A
Fé E A Vida São Distintas Entre Si
Emanuel Swedenborg
42. A fé e a vida são distintas entre si da mesma maneira
que pensar e fazer; e como pensar pertence ao entendimento e fazer pertence
à vontade, resulta que a fé e a vida são distintas
entre si como o entendimento e a vontade. Quem sabe fazer a distinção
destas, sabe também fazer a distinção daqueles; e quem
conhece a conjunção de umas, conhece também a conjunção
dos outros. Por isso vai-se antecipar alguma coisa sobre o entendimento
e a vontade.
43. Há no homem duas faculdades, das quais uma se chama vontade e
a outro entendimento. São distintas entre si, mas criadas de maneira
que sejam uma; e quando são uma, são chamadas mente; estas
faculdades são, pois, a mente humana, e toda a vida do homem aí
está. Da mesma maneira que no universo todas as coisas que são
conformes à Ordem Divina se referem ao bem e ao vero, assim também
no homem todas as coisas se referem à vontade e ao entendimento,
pois o bem no homem pertence à sua vontade e o vero pertence ao seu
entendimento. Com efeito, essas duas faculdades são os seus receptáculos
e sujeitos; a vontade é o receptáculo e o sujeito de todas
as coisas do bem, e o entendimento é o receptáculo e o sujeito
de todas as coisas do vero.
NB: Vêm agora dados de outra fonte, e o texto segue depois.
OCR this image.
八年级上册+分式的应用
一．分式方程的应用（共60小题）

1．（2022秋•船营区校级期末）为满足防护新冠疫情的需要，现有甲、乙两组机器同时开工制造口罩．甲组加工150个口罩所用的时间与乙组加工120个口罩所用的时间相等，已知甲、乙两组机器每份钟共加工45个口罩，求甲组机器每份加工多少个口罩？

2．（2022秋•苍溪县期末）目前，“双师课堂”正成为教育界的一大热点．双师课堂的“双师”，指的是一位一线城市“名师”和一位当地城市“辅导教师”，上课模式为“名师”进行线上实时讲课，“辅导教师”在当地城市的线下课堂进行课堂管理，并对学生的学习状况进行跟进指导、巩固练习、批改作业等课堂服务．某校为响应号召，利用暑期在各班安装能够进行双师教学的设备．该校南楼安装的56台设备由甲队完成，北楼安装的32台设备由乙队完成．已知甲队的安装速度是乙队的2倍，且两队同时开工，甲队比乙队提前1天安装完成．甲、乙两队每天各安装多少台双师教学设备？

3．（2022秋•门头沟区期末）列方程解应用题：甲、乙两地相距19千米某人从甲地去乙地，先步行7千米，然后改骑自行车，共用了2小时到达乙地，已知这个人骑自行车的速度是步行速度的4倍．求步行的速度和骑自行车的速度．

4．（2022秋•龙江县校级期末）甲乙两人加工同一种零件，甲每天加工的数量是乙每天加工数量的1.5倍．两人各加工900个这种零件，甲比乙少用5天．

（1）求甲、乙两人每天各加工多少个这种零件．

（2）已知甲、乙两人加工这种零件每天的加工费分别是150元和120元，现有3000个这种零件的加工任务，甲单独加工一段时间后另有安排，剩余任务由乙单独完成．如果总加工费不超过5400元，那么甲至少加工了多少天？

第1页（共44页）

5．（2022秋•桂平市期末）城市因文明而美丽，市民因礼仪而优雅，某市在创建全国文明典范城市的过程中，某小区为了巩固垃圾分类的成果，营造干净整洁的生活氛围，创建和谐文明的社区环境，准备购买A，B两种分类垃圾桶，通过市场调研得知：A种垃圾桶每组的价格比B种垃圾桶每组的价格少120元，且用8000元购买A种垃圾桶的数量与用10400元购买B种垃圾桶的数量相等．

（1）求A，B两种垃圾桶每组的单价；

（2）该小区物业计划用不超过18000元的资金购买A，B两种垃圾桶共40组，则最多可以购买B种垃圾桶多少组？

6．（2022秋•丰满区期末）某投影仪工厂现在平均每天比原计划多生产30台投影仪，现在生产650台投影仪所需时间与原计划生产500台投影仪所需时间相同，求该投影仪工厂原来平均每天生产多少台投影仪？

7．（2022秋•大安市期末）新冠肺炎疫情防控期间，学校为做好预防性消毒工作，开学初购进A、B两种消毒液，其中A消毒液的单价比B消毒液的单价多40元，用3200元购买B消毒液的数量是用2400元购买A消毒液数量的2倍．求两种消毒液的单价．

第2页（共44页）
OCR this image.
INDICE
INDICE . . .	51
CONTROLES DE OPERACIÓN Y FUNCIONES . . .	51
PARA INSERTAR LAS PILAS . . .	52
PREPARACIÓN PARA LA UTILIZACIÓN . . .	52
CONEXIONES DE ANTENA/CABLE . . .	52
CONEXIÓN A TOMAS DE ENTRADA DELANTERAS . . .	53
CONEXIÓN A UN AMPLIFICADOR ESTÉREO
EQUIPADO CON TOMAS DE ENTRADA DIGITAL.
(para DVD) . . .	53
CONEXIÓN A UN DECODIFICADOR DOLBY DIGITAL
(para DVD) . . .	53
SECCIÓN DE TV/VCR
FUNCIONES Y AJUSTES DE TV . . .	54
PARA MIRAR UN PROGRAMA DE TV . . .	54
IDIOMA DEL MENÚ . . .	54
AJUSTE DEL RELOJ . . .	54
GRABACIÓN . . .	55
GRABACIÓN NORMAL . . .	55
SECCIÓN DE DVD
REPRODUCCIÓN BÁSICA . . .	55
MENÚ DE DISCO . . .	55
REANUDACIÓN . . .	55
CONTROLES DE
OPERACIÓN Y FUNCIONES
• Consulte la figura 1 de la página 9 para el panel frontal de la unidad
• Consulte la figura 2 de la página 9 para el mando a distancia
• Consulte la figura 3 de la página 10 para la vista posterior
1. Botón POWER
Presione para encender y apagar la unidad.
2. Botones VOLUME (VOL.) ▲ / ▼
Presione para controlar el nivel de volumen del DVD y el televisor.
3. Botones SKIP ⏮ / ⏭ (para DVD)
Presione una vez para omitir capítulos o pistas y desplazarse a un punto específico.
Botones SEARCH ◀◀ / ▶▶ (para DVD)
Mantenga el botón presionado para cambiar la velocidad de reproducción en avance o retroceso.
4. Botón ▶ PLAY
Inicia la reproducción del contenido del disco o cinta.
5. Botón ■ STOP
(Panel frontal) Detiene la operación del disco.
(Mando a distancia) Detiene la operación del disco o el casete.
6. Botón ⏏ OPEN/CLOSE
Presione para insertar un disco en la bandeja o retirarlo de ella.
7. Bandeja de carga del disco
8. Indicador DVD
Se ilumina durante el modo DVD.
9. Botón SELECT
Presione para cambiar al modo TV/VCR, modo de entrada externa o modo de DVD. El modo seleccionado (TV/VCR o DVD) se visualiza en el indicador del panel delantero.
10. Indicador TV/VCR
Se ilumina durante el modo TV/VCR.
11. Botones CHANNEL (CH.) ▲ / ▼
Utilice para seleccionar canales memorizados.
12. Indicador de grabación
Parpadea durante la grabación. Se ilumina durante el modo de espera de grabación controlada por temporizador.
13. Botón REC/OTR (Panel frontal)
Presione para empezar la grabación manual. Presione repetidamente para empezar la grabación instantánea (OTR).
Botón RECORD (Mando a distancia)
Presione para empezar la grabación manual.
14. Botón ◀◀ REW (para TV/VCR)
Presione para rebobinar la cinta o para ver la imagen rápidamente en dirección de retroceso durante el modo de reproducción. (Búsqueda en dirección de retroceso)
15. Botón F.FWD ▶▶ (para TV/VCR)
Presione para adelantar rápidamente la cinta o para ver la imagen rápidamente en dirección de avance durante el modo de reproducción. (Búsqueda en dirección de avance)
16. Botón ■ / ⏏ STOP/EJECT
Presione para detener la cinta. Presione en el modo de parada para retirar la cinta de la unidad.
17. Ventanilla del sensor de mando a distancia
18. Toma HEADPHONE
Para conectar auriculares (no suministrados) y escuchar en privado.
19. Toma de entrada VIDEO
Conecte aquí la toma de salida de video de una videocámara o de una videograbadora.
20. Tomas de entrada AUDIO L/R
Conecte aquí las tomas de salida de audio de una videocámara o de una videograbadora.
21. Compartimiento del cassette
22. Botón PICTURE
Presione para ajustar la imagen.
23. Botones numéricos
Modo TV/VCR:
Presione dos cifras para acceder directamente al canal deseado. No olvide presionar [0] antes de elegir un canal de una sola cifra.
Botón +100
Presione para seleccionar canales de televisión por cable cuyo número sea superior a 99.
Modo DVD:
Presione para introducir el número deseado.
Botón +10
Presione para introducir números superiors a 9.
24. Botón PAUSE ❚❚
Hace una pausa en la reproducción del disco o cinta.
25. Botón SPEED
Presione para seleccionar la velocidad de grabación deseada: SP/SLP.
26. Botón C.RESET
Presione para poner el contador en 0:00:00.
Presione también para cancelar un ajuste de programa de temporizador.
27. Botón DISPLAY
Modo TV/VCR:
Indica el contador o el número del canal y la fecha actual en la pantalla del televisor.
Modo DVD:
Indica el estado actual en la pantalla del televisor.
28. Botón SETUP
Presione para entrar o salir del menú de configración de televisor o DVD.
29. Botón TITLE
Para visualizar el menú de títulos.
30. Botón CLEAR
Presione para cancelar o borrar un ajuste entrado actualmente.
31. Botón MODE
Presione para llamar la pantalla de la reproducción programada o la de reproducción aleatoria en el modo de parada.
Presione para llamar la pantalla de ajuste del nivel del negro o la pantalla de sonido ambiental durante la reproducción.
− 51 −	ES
Os bens e os veros, no homem, não se
acham em outra parte; assim, o amor e a fé não se acham em
outra parte, pois que o amor pertence ao bem e o bem ao amor, assim como
a fé pertence ao vero e o vero à fé. Nada interessa
mais do que saber como a vontade e o entendimento fazem uma só mente:
fazem uma só mente da mesma maneira que o bem e o vero fazem um,
porque entre a vontade e o entendimento há um casamento semelhante
ao casamento entre o bem e o vero. No artigo precedente se disse alguma
coisa sobre a qualidade desse casamento; será acrescentado isto,
que, do mesmo modo que o bem é o ser mesmo da coisa e o vero é
o seu existir, assim também a vontade no homem é o ser mesmo
de sua vida e o entendimento é o seu existir, pois que o bem, que
pertence à vontade, forma-se no entendimento e se faz ver de determinada
maneira.
44. Que o homem possa saber, pensar e compreender muitas coisas e, todavia,
não ser sábio, mostrou-se acima, ns. 27 e 28. E como pertence
à fé saber e pensar, e ainda mais compreender que uma coisa
é de tal ou tal modo, o homem pode assim crer que tem a fé,
e todavia não a ter. O que faz que não a tenha é que
ele está no mal da vida, e o mal da vida e o vero da fé nunca
podem agir juntamente. O mal da vida destrói o vero da fé,
porque o mal da vida pertence à vontade e o vero da fé ao
entendimento, e a vontade conduz o entendimento e faz que aja juntamente
consigo; por isso, se no entendimento há alguma coisa que não
concorde com a vontade, quando o homem está entregue a si mesmo e
pensa segundo o seu mal e segundo o amor desse mal, ou ele repele o vero
que está no entendimento, ou o força a ser um por falsificação.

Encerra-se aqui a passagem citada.